Audrey spent a good part of the day entertaining us yesterday.
She's our "spirited" child, according to her teachers.

This bit of sweet adorableness spirited? No! ;)

Calling out for the "fishies" in the hospital garden.

Our little mignon - starting to feel a little better each day.

Tuesday, May 1, 2012

Silent scream

I managed to keep my cool today, but I have been silently screaming all day.

I'm mad.

Mad at many things both controllable and not.

The cultures all grew out our old friend from a few years ago, staph epi.  So far, yesterday's culture is still negative.  We will run IV antibiotics for 10 days from the first negative culture.  I promise to explain more when I can calm down.  Honestly, we are getting mixed information from transplant, infectious disease, and haven't seen rheumatology at all since we've been here.

The big question is whether or not we will have to pull his port and put a clean one in.  Usually, it's a three-strike rule, but with the bigger drugs we are discussing, the risk of sepsis from a looming bacteria may be too great.  These are all things we need to decide but can't get everyone together to talk about yet.
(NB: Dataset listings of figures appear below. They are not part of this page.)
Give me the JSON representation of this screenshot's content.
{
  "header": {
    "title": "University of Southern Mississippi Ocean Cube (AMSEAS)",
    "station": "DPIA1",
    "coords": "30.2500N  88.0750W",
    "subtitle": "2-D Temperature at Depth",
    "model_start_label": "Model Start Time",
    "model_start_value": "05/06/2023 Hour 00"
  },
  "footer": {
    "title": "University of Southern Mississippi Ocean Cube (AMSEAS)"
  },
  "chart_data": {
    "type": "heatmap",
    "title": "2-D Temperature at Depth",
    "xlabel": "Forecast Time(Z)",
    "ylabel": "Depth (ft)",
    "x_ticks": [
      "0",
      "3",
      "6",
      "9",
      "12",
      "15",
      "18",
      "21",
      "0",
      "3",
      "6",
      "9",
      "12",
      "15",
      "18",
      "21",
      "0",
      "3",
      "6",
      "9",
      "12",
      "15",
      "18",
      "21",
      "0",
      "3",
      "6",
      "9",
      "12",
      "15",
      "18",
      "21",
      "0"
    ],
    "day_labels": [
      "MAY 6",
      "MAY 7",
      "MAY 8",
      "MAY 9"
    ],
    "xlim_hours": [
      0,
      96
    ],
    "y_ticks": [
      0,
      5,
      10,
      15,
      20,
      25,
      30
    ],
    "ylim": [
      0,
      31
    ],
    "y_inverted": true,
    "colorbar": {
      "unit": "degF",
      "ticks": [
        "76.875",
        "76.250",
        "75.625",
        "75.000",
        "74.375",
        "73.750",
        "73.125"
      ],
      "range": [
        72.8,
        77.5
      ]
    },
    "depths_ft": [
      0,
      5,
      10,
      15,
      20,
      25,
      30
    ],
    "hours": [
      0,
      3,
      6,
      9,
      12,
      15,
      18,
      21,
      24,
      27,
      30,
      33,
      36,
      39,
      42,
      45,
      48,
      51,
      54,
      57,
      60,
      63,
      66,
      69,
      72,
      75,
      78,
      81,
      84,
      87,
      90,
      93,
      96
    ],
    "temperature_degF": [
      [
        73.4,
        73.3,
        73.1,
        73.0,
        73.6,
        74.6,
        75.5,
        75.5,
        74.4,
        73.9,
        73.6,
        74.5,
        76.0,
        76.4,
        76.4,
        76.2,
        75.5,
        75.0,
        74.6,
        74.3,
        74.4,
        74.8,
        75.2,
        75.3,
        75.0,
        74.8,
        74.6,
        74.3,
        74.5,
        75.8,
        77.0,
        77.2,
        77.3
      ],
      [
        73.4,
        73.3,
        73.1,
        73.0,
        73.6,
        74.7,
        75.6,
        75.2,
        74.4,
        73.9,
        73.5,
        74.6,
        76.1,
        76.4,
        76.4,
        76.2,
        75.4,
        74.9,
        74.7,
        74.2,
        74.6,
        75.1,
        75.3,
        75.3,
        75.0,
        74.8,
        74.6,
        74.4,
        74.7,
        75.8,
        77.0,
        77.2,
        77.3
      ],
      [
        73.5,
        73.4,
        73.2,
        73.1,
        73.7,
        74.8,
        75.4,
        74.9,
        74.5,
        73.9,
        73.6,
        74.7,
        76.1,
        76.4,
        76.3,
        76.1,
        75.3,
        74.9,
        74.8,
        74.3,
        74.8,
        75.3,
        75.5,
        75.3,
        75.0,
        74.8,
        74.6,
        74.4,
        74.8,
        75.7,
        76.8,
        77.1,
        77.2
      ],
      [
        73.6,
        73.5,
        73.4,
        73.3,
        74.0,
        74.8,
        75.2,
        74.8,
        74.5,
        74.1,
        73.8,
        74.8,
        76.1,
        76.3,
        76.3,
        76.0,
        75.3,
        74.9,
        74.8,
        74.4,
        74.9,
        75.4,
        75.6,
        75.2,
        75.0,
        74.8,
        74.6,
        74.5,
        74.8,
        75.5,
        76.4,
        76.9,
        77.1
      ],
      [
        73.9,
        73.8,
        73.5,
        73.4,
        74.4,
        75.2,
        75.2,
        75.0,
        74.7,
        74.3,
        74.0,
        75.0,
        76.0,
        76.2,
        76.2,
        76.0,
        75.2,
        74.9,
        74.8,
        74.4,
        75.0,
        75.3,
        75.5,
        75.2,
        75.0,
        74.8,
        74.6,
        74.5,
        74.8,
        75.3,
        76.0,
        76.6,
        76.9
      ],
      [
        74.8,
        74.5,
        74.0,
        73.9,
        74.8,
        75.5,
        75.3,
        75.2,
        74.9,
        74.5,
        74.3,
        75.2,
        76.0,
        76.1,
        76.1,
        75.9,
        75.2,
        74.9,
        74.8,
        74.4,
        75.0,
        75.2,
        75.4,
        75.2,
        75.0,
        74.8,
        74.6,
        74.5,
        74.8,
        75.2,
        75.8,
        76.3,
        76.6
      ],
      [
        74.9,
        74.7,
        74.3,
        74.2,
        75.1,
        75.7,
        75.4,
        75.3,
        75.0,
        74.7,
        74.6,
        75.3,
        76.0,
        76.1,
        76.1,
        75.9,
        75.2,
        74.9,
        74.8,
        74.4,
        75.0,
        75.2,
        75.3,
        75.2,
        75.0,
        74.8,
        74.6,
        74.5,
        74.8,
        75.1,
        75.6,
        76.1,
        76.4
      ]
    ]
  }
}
Despite the fact that we are inpatient.


Deep breath.

Thankfully, Keegan is very stable through it.  We managed to keep him from having a full MAS flare in response to the infection, and the last dose of pulse steroids are tomorrow.  What a huge blessing that the steroids were enough to calm without making the infection worse!

Not feeling too hot, but he managed to get down to the garden for a bit today.

I sure hope I have more information to share tomorrow, as well as the presence of mind and energy to share it.  We are beyond grateful for and humbled by every prayer for Keegan's safety and recovery.  Keep them coming....they work!  Thank you so much.